There are several limitations to our study. Our study only included a small number of institutions within each State (those that participate in the AoURP), e.g. in the Chicagoland area alone there are over 40 distinct healthcare institutions. Thus our estimates of data fragmentation are likely significant underestimates. Because we focused on sharing only demographic features compliant with HIPAA de-identification criteria, we could not evaluate more specific geographic features beyond 3 digit ZIP code. Geographic features such as home address are likely to change over time for patients as they move, or to be collected in non-standardized fashions, and could be a common feature at risk of conflicting across care sites. We defined “snowbirds” as having a listed address in the EMR from one of several warm winter month states. However, many “snowbirds” may only list their local address so our estimates likely significantly underestimate the population size.

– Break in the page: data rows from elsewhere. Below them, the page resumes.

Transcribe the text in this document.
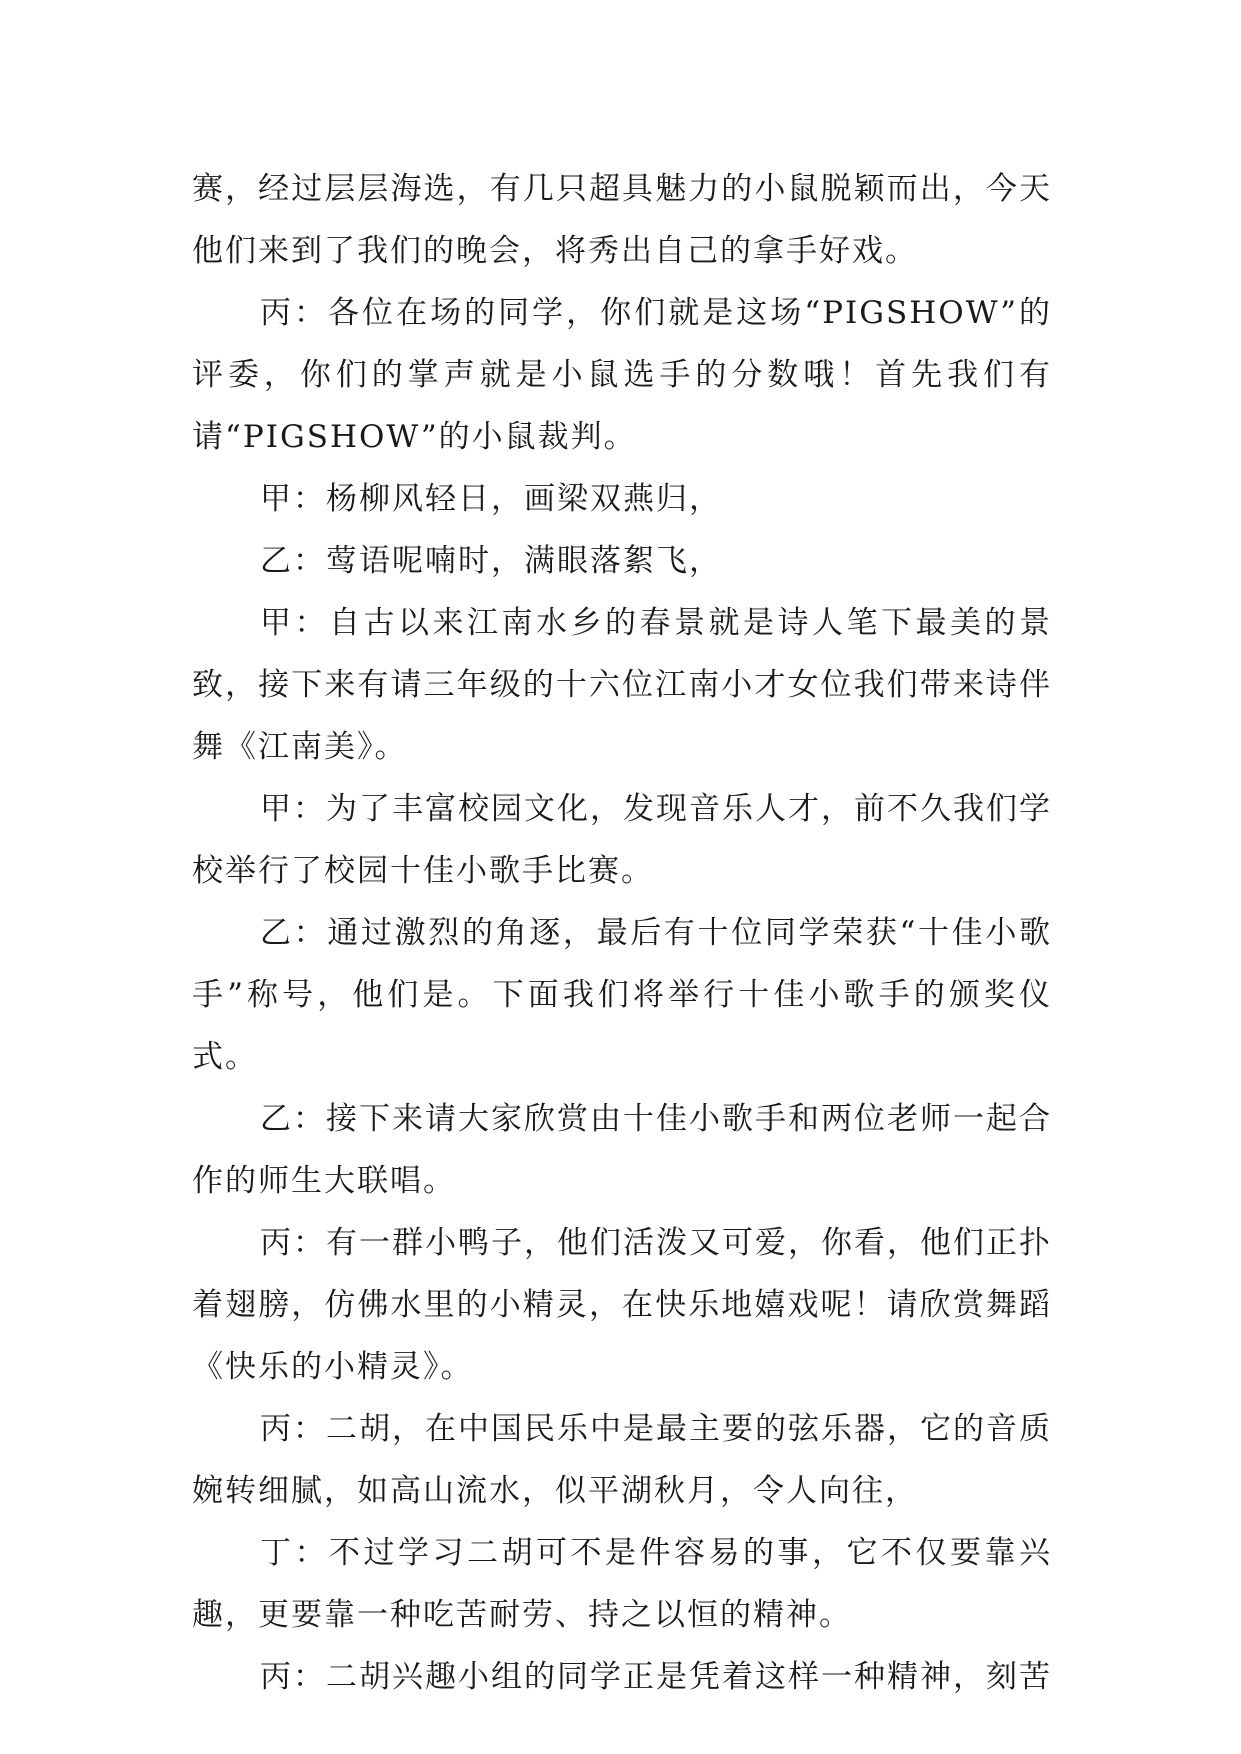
赛，经过层层海选，有几只超具魅力的小鼠脱颖而出，今天他们来到了我们的晚会，将秀出自己的拿手好戏。

丙：各位在场的同学，你们就是这场“PIGSHOW”的评委，你们的掌声就是小鼠选手的分数哦！首先我们有请“PIGSHOW”的小鼠裁判。

甲：杨柳风轻日，画梁双燕归，

乙：莺语呢喃时，满眼落絮飞，

甲：自古以来江南水乡的春景就是诗人笔下最美的景致，接下来有请三年级的十六位江南小才女位我们带来诗伴舞《江南美》。

甲：为了丰富校园文化，发现音乐人才，前不久我们学校举行了校园十佳小歌手比赛。

乙：通过激烈的角逐，最后有十位同学荣获“十佳小歌手”称号，他们是。下面我们将举行十佳小歌手的颁奖仪式。

乙：接下来请大家欣赏由十佳小歌手和两位老师一起合作的师生大联唱。

丙：有一群小鸭子，他们活泼又可爱，你看，他们正扑着翅膀，仿佛水里的小精灵，在快乐地嬉戏呢！请欣赏舞蹈《快乐的小精灵》。

丙：二胡，在中国民乐中是最主要的弦乐器，它的音质婉转细腻，如高山流水，似平湖秋月，令人向往，

丁：不过学习二胡可不是件容易的事，它不仅要靠兴趣，更要靠一种吃苦耐劳、持之以恒的精神。

丙：二胡兴趣小组的同学正是凭着这样一种精神，刻苦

Our study demonstrated the utility of a privacy-preserving record linkage tool to characterize care fragmentation across institutions spanning three contiguous States. Our findings are consistent with prior findings that care fragmentation is associated with at-risk populations but also demonstrates a novel association with significantly higher proportion of conflicting data. We have ongoing work to analyze the differences in insurance status and diagnoses across the study population and to use study results to guide strategies to capture more comprehensive clinical data for patients enrolled in the All of Us Research Program.